Gravitational Wave Tests of Strong Field General Relativity with Binary Inspirals: Realistic Injections and Optimal Model Selection

TL;DR

This paper investigates how realistic gravitational wave signals from binary inspirals can be used to test strong-field General Relativity, highlighting the effectiveness of simple waveform models for detecting deviations.

Contribution

It improves previous studies by incorporating more realistic waveform injections and identifying optimal model families for testing GR with gravitational wave data.

Findings

Higher-order phase terms influence detection sensitivity.

Simple single-phase models are sufficient for deviation detection.

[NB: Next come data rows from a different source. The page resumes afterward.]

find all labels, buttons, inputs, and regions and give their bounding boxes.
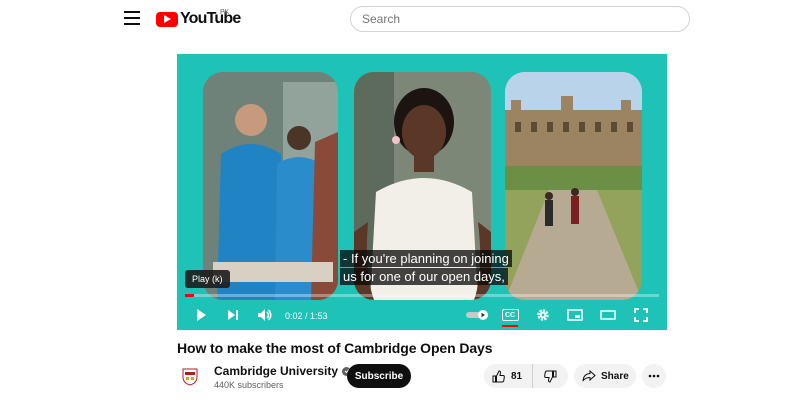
more-horizontal-icon — [648, 374, 660, 378]
play-button[interactable] — [190, 304, 212, 326]
fullscreen-button[interactable] — [630, 304, 652, 326]
theater-mode-icon — [600, 310, 616, 320]
autoplay-toggle-icon — [466, 310, 488, 320]
share-icon — [582, 370, 596, 382]
like-button[interactable]: 81 — [484, 364, 533, 388]
college-courtyard-image — [505, 72, 642, 300]
share-button[interactable]: Share — [574, 364, 636, 388]
autoplay-toggle[interactable] — [465, 304, 491, 326]
subscribe-button[interactable]: Subscribe — [347, 364, 411, 388]
channel-avatar[interactable] — [179, 366, 201, 388]
thumbs-down-icon — [544, 370, 557, 383]
miniplayer-icon — [567, 309, 583, 321]
like-count: 81 — [511, 370, 523, 382]
skip-next-icon — [228, 310, 238, 320]
subtitles-button[interactable]: CC — [499, 304, 521, 326]
like-dislike-group: 81 — [484, 364, 568, 388]
search-input[interactable] — [350, 6, 690, 32]
settings-button[interactable] — [532, 304, 554, 326]
volume-button[interactable] — [254, 304, 276, 326]
thumbs-up-icon — [492, 369, 505, 382]
more-actions-button[interactable] — [642, 364, 666, 388]
video-title: How to make the most of Cambridge Open D… — [177, 340, 493, 356]
next-button[interactable] — [222, 304, 244, 326]
channel-name[interactable]: Cambridge University — [214, 364, 352, 378]
cc-label: CC — [504, 311, 516, 319]
top-bar: YouTube PK — [0, 0, 800, 38]
gear-icon — [537, 309, 549, 321]
cc-icon: CC — [501, 309, 519, 321]
dislike-button[interactable] — [533, 364, 568, 388]
progress-fill — [185, 294, 195, 297]
logo-text: YouTube — [180, 10, 241, 27]
subscriber-count: 440K subscribers — [214, 380, 284, 390]
fullscreen-icon — [634, 308, 648, 322]
video-frame-left-panel — [203, 72, 338, 300]
people-at-desk-image — [203, 72, 338, 300]
play-tooltip: Play (k) — [185, 270, 230, 288]
progress-bar[interactable] — [185, 294, 659, 297]
cc-active-indicator — [502, 325, 518, 327]
youtube-play-icon — [156, 11, 178, 27]
caption-line-1: - If you're planning on joining — [340, 250, 512, 267]
caption-text: - If you're planning on joining us for o… — [340, 250, 512, 286]
video-frame-right-panel — [505, 72, 642, 300]
play-icon — [197, 309, 206, 321]
channel-name-text: Cambridge University — [214, 364, 339, 378]
menu-icon[interactable] — [124, 11, 140, 25]
player-controls: 0:02 / 1:53 CC — [177, 300, 667, 330]
time-display: 0:02 / 1:53 — [285, 311, 328, 321]
volume-icon — [258, 309, 272, 321]
theater-mode-button[interactable] — [597, 304, 619, 326]
country-code: PK — [220, 9, 230, 16]
caption-line-2: us for one of our open days, — [340, 268, 508, 285]
miniplayer-button[interactable] — [564, 304, 586, 326]
cambridge-crest-icon — [182, 368, 198, 386]
share-label: Share — [601, 370, 629, 382]
video-player[interactable]: - If you're planning on joining us for o… — [177, 54, 667, 330]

Complex models offer limited additional benefit.

Abstract

We study generic tests of strong-field General Relativity using gravitational waves emitted during the inspiral of compact binaries. Previous studies have considered simple extensions to the standard post-Newtonian waveforms that differ by a single term in the phase. Here we improve on these studies by (i) increasing the realism of injections and (ii) determining the optimal waveform families for detecting and characterizing such signals. We construct waveforms that deviate from those in General Relativity through a series of post-Newtonian terms, and find that these higher-order terms can affect our ability to test General Relativity, in some cases by making it easier to detect a deviation, and in some cases by making it more difficult. We find that simple single-phase post-Einsteinian waveforms are sufficient for detecting deviations from General Relativity, and there is little to be gained from using more complicated models with multiple phase terms. The results found here will help guide future attempts to test General Relativity with advanced ground-based detectors.